-1

Let's say I have the following format of string in a file:

"0001 Full NameOtherDataXXX"

Questions:

  • Is there a technical name for these sort of files that I'm unaware of? It's harder to search about it without knowing a name for it.
  • Is there some sort of library in Java 7/8 that would help me reading/writing this types of files/strings by just specifying it? Ex of specification

Example of specification (it could also be through annotations in a model class):

| Name   | Type    | Size | Padding char | Padding type |

| Field1 | Integer | 4    |    '0'       | Left         |
| Field2 | String  | 11   |    ' '       | Left         |
| Field3 | String  | 12   |    'X'       | Right        |
Andy Turner
  • 137,514
  • 11
  • 162
  • 243
JeanK
  • 1,765
  • 1
  • 15
  • 22
  • 2
    1) I'd call it a "fixed-width file format"; or at least "fixed-" something. – Andy Turner Jun 07 '16 at 20:03
  • 2) No, but it's rather easy: just read a line as a `String` with a `BufferedReader`, and use `substring` to chop it up. – Andy Turner Jun 07 '16 at 20:05
  • 2
    Fixed-width? What about space separated values (variation of CSV)? Isn't it more accurate here? – Mateusz Chrzaszcz Jun 07 '16 at 20:05
  • 1
    Yeah, this appears to just be CSV where the separator is a space. CSV is just a name, the format isn't standardized. As a result, any Java CSV parsing library you use is going to allow you to specify the separator. Google Java CSV etc. – DavidS Jun 07 '16 at 20:12
  • 2
    @DavidS except `Field2` contains `" Full NameO"`, which has two spaces in it, and there is no space before `Field3`, containing `"therData"`. – Andy Turner Jun 07 '16 at 20:20
  • I thought "Full" was a field and "NameOtherDataXXX" was a field (weird, but whatever). I guess you're right: this is fixed width. – DavidS Jun 07 '16 at 20:22
  • Possible duplicate of [What's the best way of parsing a fixed-width formatted file in Java?](http://stackoverflow.com/questions/1609807/whats-the-best-way-of-parsing-a-fixed-width-formatted-file-in-java) – DavidS Jun 07 '16 at 20:31

2 Answers2

2

Take a look at BeanIO

I've used it to read fixed width files with different data types, and worked perfectly. You can define expected types and formats n your beanIO definitions

Cristian Meneses
  • 4,013
  • 17
  • 32
1

No official name but generally referred to as “fixed-width” or “padded text”. As I recollect this format is most commonly seen with systems related to old mainframes. Reports printed to terminal screen or green-bar paper were commonly produced in this style.

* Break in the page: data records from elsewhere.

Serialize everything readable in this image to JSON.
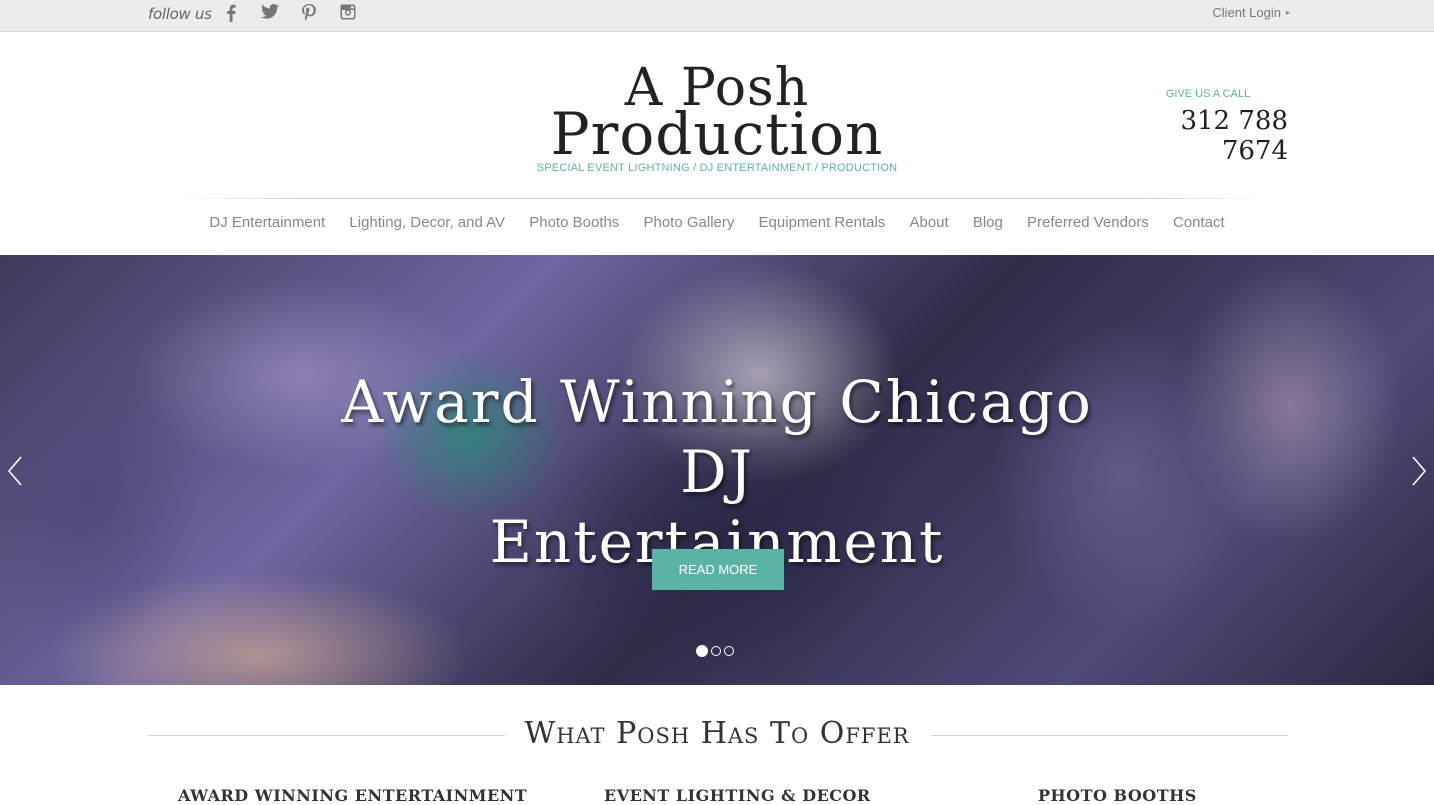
{
  "topbar": {
    "follow_label": "follow us",
    "social": [
      {
        "name": "facebook",
        "icon": "facebook-icon"
      },
      {
        "name": "twitter",
        "icon": "twitter-icon"
      },
      {
        "name": "pinterest",
        "icon": "pinterest-icon"
      },
      {
        "name": "instagram",
        "icon": "instagram-icon"
      }
    ],
    "client_login": "Client Login",
    "client_login_arrow": "▸"
  },
  "header": {
    "logo_line1": "A Posh",
    "logo_line2": "Production",
    "tagline": "SPECIAL EVENT LIGHTNING / DJ ENTERTAINMENT / PRODUCTION",
    "call_label": "GIVE US A CALL",
    "phone": "312 788 7674"
  },
  "nav": {
    "items": [
      {
        "label": "DJ Entertainment"
      },
      {
        "label": "Lighting, Decor, and AV"
      },
      {
        "label": "Photo Booths"
      },
      {
        "label": "Photo Gallery"
      },
      {
        "label": "Equipment Rentals"
      },
      {
        "label": "About"
      },
      {
        "label": "Blog"
      },
      {
        "label": "Preferred Vendors"
      },
      {
        "label": "Contact"
      }
    ]
  },
  "hero": {
    "title": "Award Winning Chicago DJ Entertainment",
    "button": "READ MORE",
    "slides_total": 3,
    "active_slide": 1
  },
  "section": {
    "title": "What Posh Has To Offer",
    "offers": [
      {
        "label": "AWARD WINNING ENTERTAINMENT"
      },
      {
        "label": "EVENT LIGHTING & DECOR"
      },
      {
        "label": "PHOTO BOOTHS"
      }
    ]
  },
  "colors": {
    "accent": "#5bb3a5",
    "topbar_bg": "#ececec",
    "nav_text": "#888888"
  }
}
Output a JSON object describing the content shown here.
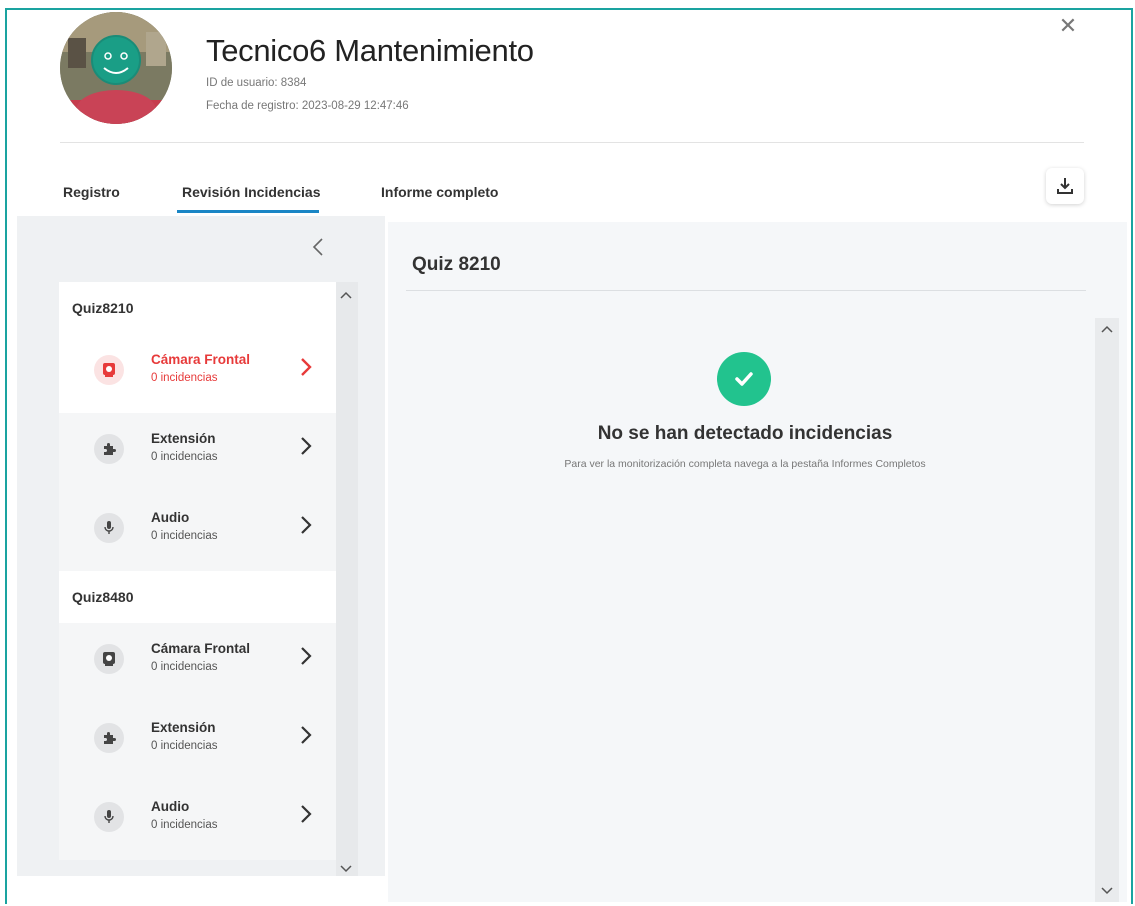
{
  "header": {
    "user_name": "Tecnico6 Mantenimiento",
    "user_id": "ID de usuario: 8384",
    "registered": "Fecha de registro: 2023-08-29 12:47:46",
    "close_symbol": "✕"
  },
  "tabs": [
    {
      "label": "Registro",
      "active": false
    },
    {
      "label": "Revisión Incidencias",
      "active": true
    },
    {
      "label": "Informe completo",
      "active": false
    }
  ],
  "sidebar": {
    "groups": [
      {
        "title": "Quiz8210",
        "items": [
          {
            "label": "Cámara Frontal",
            "count": "0 incidencias",
            "icon": "camera-icon",
            "selected": true
          },
          {
            "label": "Extensión",
            "count": "0 incidencias",
            "icon": "puzzle-icon",
            "selected": false
          },
          {
            "label": "Audio",
            "count": "0 incidencias",
            "icon": "microphone-icon",
            "selected": false
          }
        ]
      },
      {
        "title": "Quiz8480",
        "items": [
          {
            "label": "Cámara Frontal",
            "count": "0 incidencias",
            "icon": "camera-icon",
            "selected": false
          },
          {
            "label": "Extensión",
            "count": "0 incidencias",
            "icon": "puzzle-icon",
            "selected": false
          },
          {
            "label": "Audio",
            "count": "0 incidencias",
            "icon": "microphone-icon",
            "selected": false
          }
        ]
      }
    ]
  },
  "main": {
    "title": "Quiz 8210",
    "status_title": "No se han detectado incidencias",
    "status_text": "Para ver la monitorización completa navega a la pestaña Informes Completos"
  },
  "colors": {
    "accent": "#1a86c5",
    "frame": "#1aa3a0",
    "selected": "#e73a3a",
    "success": "#22c38e"
  }
}
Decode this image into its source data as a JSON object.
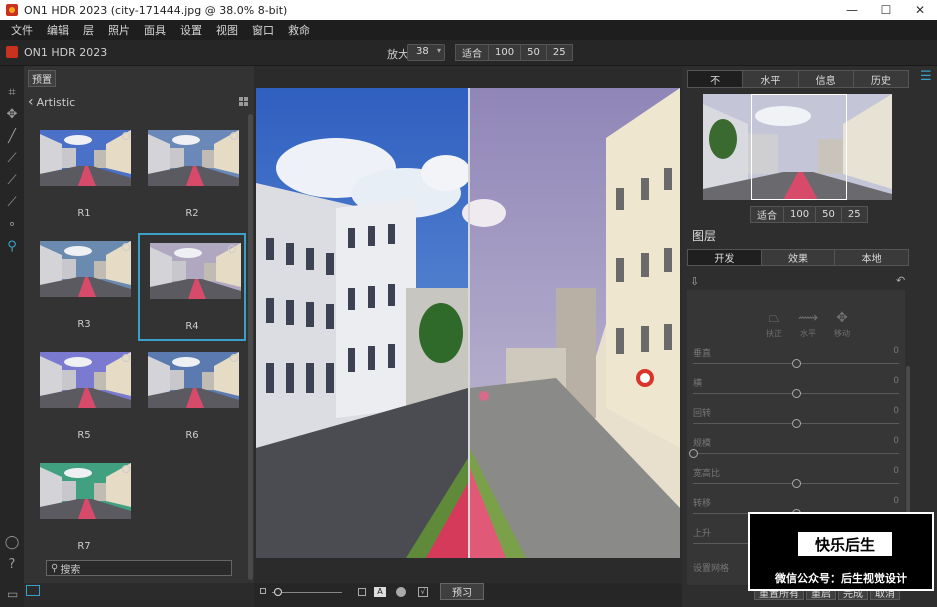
{
  "titlebar": {
    "title": "ON1 HDR 2023 (city-171444.jpg @ 38.0% 8-bit)",
    "minimize": "—",
    "maximize": "☐",
    "close": "✕"
  },
  "menu": [
    "文件",
    "编辑",
    "层",
    "照片",
    "面具",
    "设置",
    "视图",
    "窗口",
    "救命"
  ],
  "toolbar": {
    "app_name": "ON1 HDR 2023",
    "zoom_label": "放大",
    "zoom_value": "38",
    "zoom_buttons": [
      "适合",
      "100",
      "50",
      "25"
    ]
  },
  "presets": {
    "header_button": "预置",
    "category": "Artistic",
    "items": [
      {
        "label": "R1",
        "tint": "#4a70c8"
      },
      {
        "label": "R2",
        "tint": "#6a88b8"
      },
      {
        "label": "R3",
        "tint": "#6a8ab0"
      },
      {
        "label": "R4",
        "tint": "#b0a8c0",
        "selected": true
      },
      {
        "label": "R5",
        "tint": "#7a7ad0"
      },
      {
        "label": "R6",
        "tint": "#5a7ab0"
      },
      {
        "label": "R7",
        "tint": "#40a080"
      }
    ],
    "search_placeholder": "搜索"
  },
  "canvas": {
    "preview_button": "预习"
  },
  "right": {
    "nav_tabs": [
      "不",
      "水平",
      "信息",
      "历史"
    ],
    "nav_zoom_buttons": [
      "适合",
      "100",
      "50",
      "25"
    ],
    "layers_title": "图层",
    "layer_tabs": [
      "开发",
      "效果",
      "本地"
    ],
    "tools": [
      {
        "label": "扶正"
      },
      {
        "label": "水平"
      },
      {
        "label": "移动"
      }
    ],
    "sliders": [
      {
        "label": "垂直",
        "value": "0",
        "pos": 0.5
      },
      {
        "label": "横",
        "value": "0",
        "pos": 0.5
      },
      {
        "label": "回转",
        "value": "0",
        "pos": 0.5
      },
      {
        "label": "规模",
        "value": "0",
        "pos": 0.0
      },
      {
        "label": "宽高比",
        "value": "0",
        "pos": 0.5
      },
      {
        "label": "转移",
        "value": "0",
        "pos": 0.5
      },
      {
        "label": "上升",
        "value": "0",
        "pos": 0.5
      }
    ],
    "last_label": "设置网格",
    "bottom_buttons": [
      "重置所有",
      "重启",
      "完成",
      "取消"
    ]
  },
  "watermark": {
    "title": "快乐后生",
    "subtitle": "微信公众号：后生视觉设计"
  }
}
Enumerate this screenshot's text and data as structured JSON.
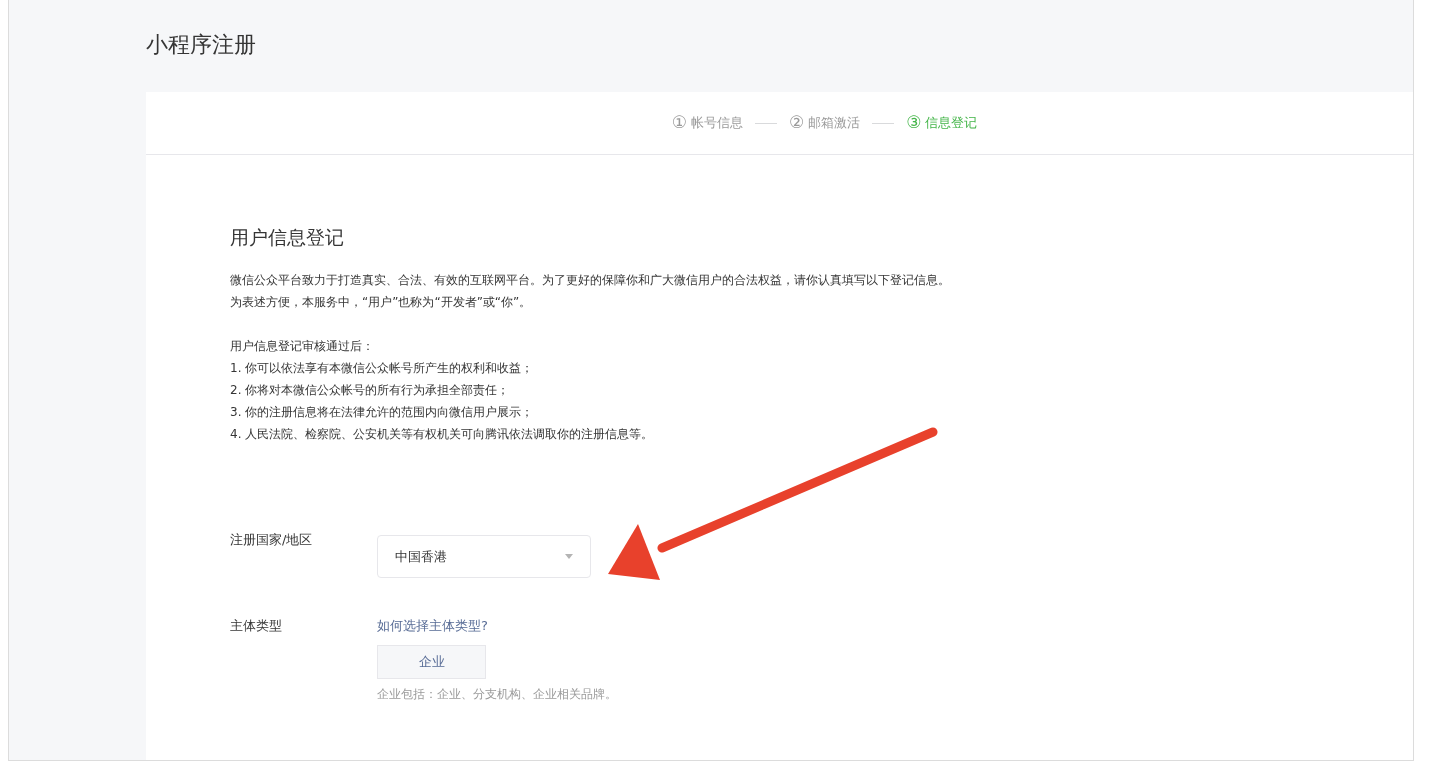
{
  "page_title": "小程序注册",
  "steps": [
    {
      "number": "①",
      "label": "帐号信息",
      "selected": false
    },
    {
      "number": "②",
      "label": "邮箱激活",
      "selected": false
    },
    {
      "number": "③",
      "label": "信息登记",
      "selected": true
    }
  ],
  "section_title": "用户信息登记",
  "intro": [
    "微信公众平台致力于打造真实、合法、有效的互联网平台。为了更好的保障你和广大微信用户的合法权益，请你认真填写以下登记信息。",
    "为表述方便，本服务中，“用户”也称为“开发者”或“你”。"
  ],
  "terms": [
    "用户信息登记审核通过后：",
    "1. 你可以依法享有本微信公众帐号所产生的权利和收益；",
    "2. 你将对本微信公众帐号的所有行为承担全部责任；",
    "3. 你的注册信息将在法律允许的范围内向微信用户展示；",
    "4. 人民法院、检察院、公安机关等有权机关可向腾讯依法调取你的注册信息等。"
  ],
  "country": {
    "label": "注册国家/地区",
    "value": "中国香港"
  },
  "entity": {
    "label": "主体类型",
    "help_link": "如何选择主体类型?",
    "option": "企业",
    "note": "企业包括：企业、分支机构、企业相关品牌。"
  }
}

Each field is defined as a certain number of characters. Using a monospaced font means the columns of data visually align. When the data value for a field has a fewer number of characters, some “padding” characters are added to value. Add the padding characters to the front for a right-aligned column, and to the end for a left-aligned column. Your example spec is defining the padding characters as a zero, space, or X as well as that left-right alignment.

I've never seen a Java library for reading or writing such padded text. But that might be a good idea. Having a formally-defined machine-readable spec for any particular file’s format is an intriguing idea. Most folks make their own little library as it is not difficult.


In the PC era, delimiter formats are more common. Generally Tab-delimited or Comma-Separated-Values (CSV). More sensible to my mind would be the use of the four characters explicitly defined in ASCII and Unicode for the very purpose of delimiting data in text files, code points 28 to 31, but inexplicably I've never seen them used.

The chores of reading and writing both Tab and CSV formats are performed handily by the Apache Commons CSV library.

And in the internet-age, we commonly write data to XML or JSON formats.

Basil Bourque
  • 303,325
  • 100
  • 852
  • 1,154